The graphs showed different patterns throughout the life-course which seemed sex-dependent. Throughout adulthood, factors of the home and institutional settings were directly or indirectly associated with SB, which supports the research priority set by the expert group during the development of the SOS-framework [20]. The graphs of the three adult groups showed a strong association between SB and interrelated factors of the institutional and home settings as well as the social and cultural settings, where the latter have been understudied so far. Occupational level was found to be the main factor associated with SB for all three adult groups before retirement. This is understandable as the type of occupation strongly defines how we spent the majority of our time. Thus, we suggest that interventions that aim to modify the home or institutional settings and particularly the occupational surroundings should take into account multiple factors closely related to the association of occupation and SB, particularly with regard to the cultural and social settings as well.
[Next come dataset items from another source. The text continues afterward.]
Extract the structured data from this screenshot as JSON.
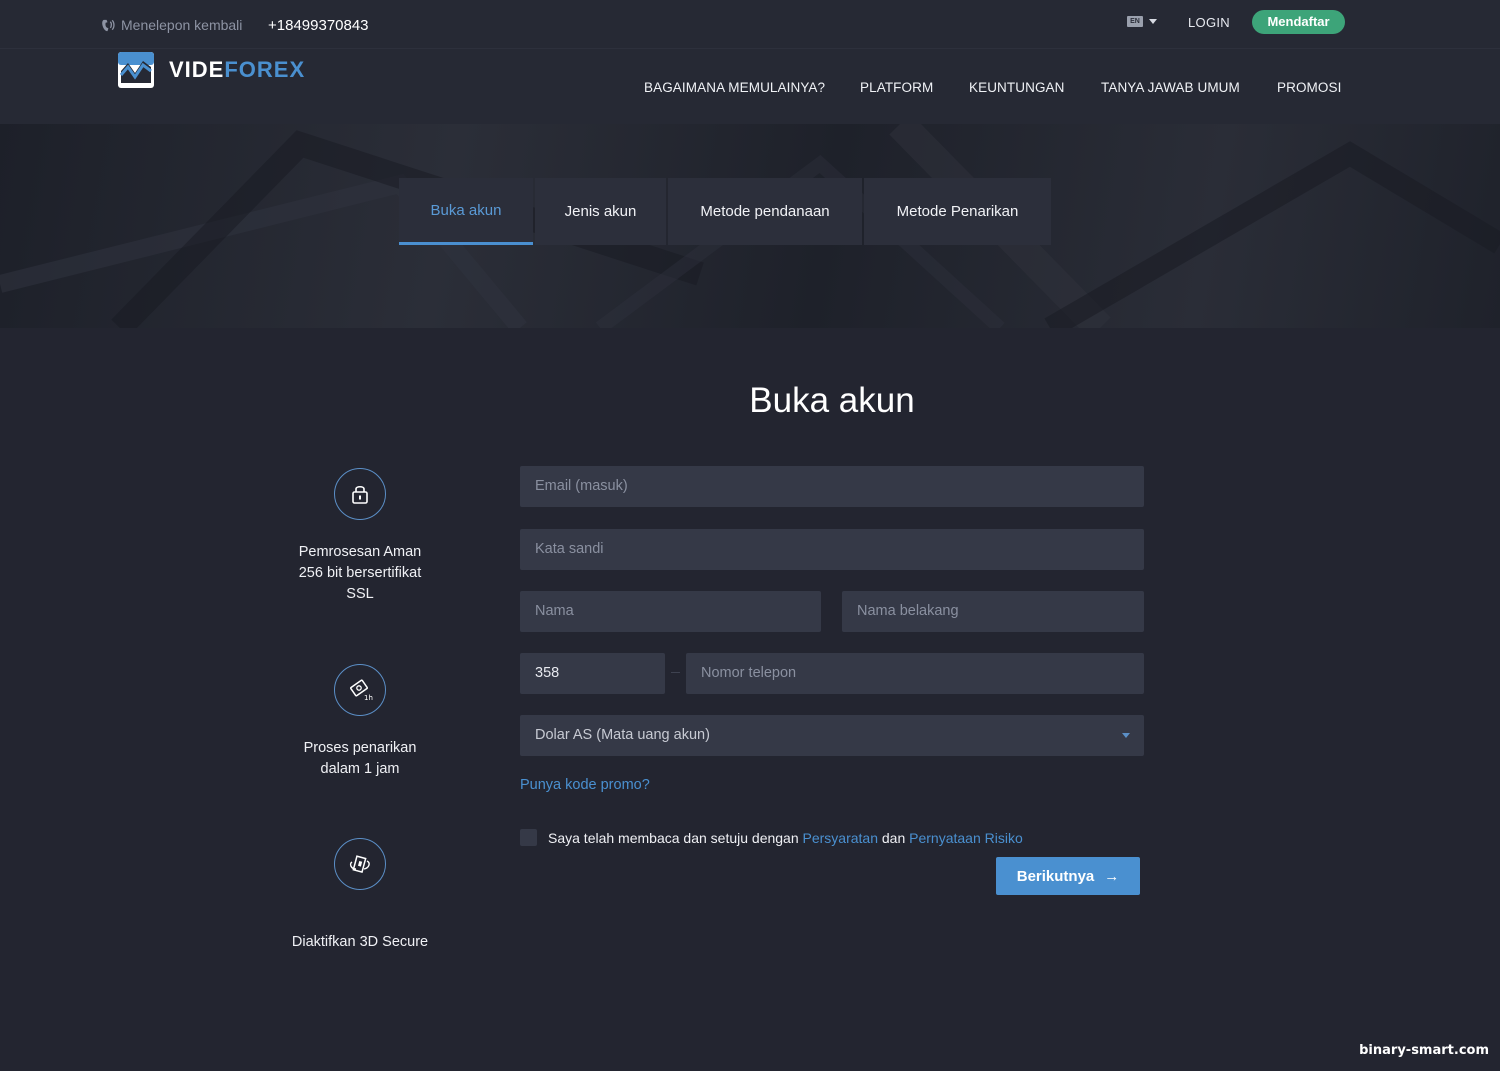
{
  "topbar": {
    "callback_label": "Menelepon kembali",
    "phone": "+18499370843",
    "lang_code": "EN",
    "login_label": "LOGIN",
    "signup_label": "Mendaftar"
  },
  "brand": {
    "name_part1": "VIDE",
    "name_part2": "FOREX",
    "accent_color": "#4a90d0",
    "signup_color": "#3da479"
  },
  "nav": {
    "items": [
      {
        "label": "BAGAIMANA MEMULAINYA?"
      },
      {
        "label": "PLATFORM"
      },
      {
        "label": "KEUNTUNGAN"
      },
      {
        "label": "TANYA JAWAB UMUM"
      },
      {
        "label": "PROMOSI"
      }
    ]
  },
  "tabs": [
    {
      "label": "Buka akun",
      "active": true
    },
    {
      "label": "Jenis akun",
      "active": false
    },
    {
      "label": "Metode pendanaan",
      "active": false
    },
    {
      "label": "Metode Penarikan",
      "active": false
    }
  ],
  "main": {
    "title": "Buka akun"
  },
  "features": [
    {
      "icon": "lock-icon",
      "lines": [
        "Pemrosesan Aman",
        "256 bit bersertifikat",
        "SSL"
      ]
    },
    {
      "icon": "withdraw-1h-icon",
      "lines": [
        "Proses penarikan",
        "dalam 1 jam"
      ]
    },
    {
      "icon": "3d-secure-icon",
      "lines": [
        "Diaktifkan 3D Secure"
      ]
    }
  ],
  "form": {
    "email_placeholder": "Email (masuk)",
    "password_placeholder": "Kata sandi",
    "first_name_placeholder": "Nama",
    "last_name_placeholder": "Nama belakang",
    "phone_code_value": "358",
    "phone_placeholder": "Nomor telepon",
    "currency_value": "Dolar AS (Mata uang akun)",
    "promo_link": "Punya kode promo?",
    "agree_text": "Saya telah membaca dan setuju dengan",
    "agree_link1": "Persyaratan",
    "agree_and": "dan",
    "agree_link2": "Pernyataan Risiko",
    "next_label": "Berikutnya",
    "next_arrow": "→"
  },
  "watermark": "binary-smart.com"
}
The fact that the occupational level was directly associated with SB for adult populations is not surprising and this was shown as well in a hierarchical analysis [39]. SB has often been labelled as a “white collar” problem, because white collar workers who mostly live in high GDP regions might engage in more desk-based activities throughout the day. However, this association might be more complex, defined by the relative status of an individual within a region and his/her social and cultural circumstances, especially in young and middle-aged males. Consistently, perceived social class and having a car were indirectly associated with occupational level in the two middle-aged adult groups for both sexes. However, in females, we found a closer link of family-related factors such as having a partner or household size and having children with SB, while for males an association between educational level or social class with SB was consistently present. In this respect, policies and interventions should pay attention to the social and cultural context that has developed around occupational status and social class or the family and that is indirectly linked to SB of the individual.

The influence of the built environment becomes more apparent later in life. In the female adult groups only, we observed a direct link between the level of urbanisation and SB. In older adults, level of urbanisation was the closest factor related to SB in both sexes in line with other factors of the built and natural environment such as the availability of recreational facilities and perceived support from the municipal authorities in promoting active living. The link between urbanisation and SB has been studied cross-sectionally and reported elsewhere [40], where higher population density was found to be associated with more SB for older adults. However, longitudinally, an increase in population density was associated with a reduction in sedentary time at all ages. The global trend towards urbanisation might therefore have a positive impact on reducing SB. However, this will not affect populations equally, since populations in more rural areas do not benefit from this trend [40].

In later life, SB was mainly associated with the availability of recreational places in the environment. This might reflect the ability to engage in social participation via social clubs which take older adults out of their homes where they are mostly sedentary [41, 42]. Factors of the built and natural environment are reported qualitatively by older adults [43] but rarely studied quantitatively [16]. Generally, the results suggest that increasing the provision of outdoor-activities, recreational or not, might be a suitable way to influence SB in older adults.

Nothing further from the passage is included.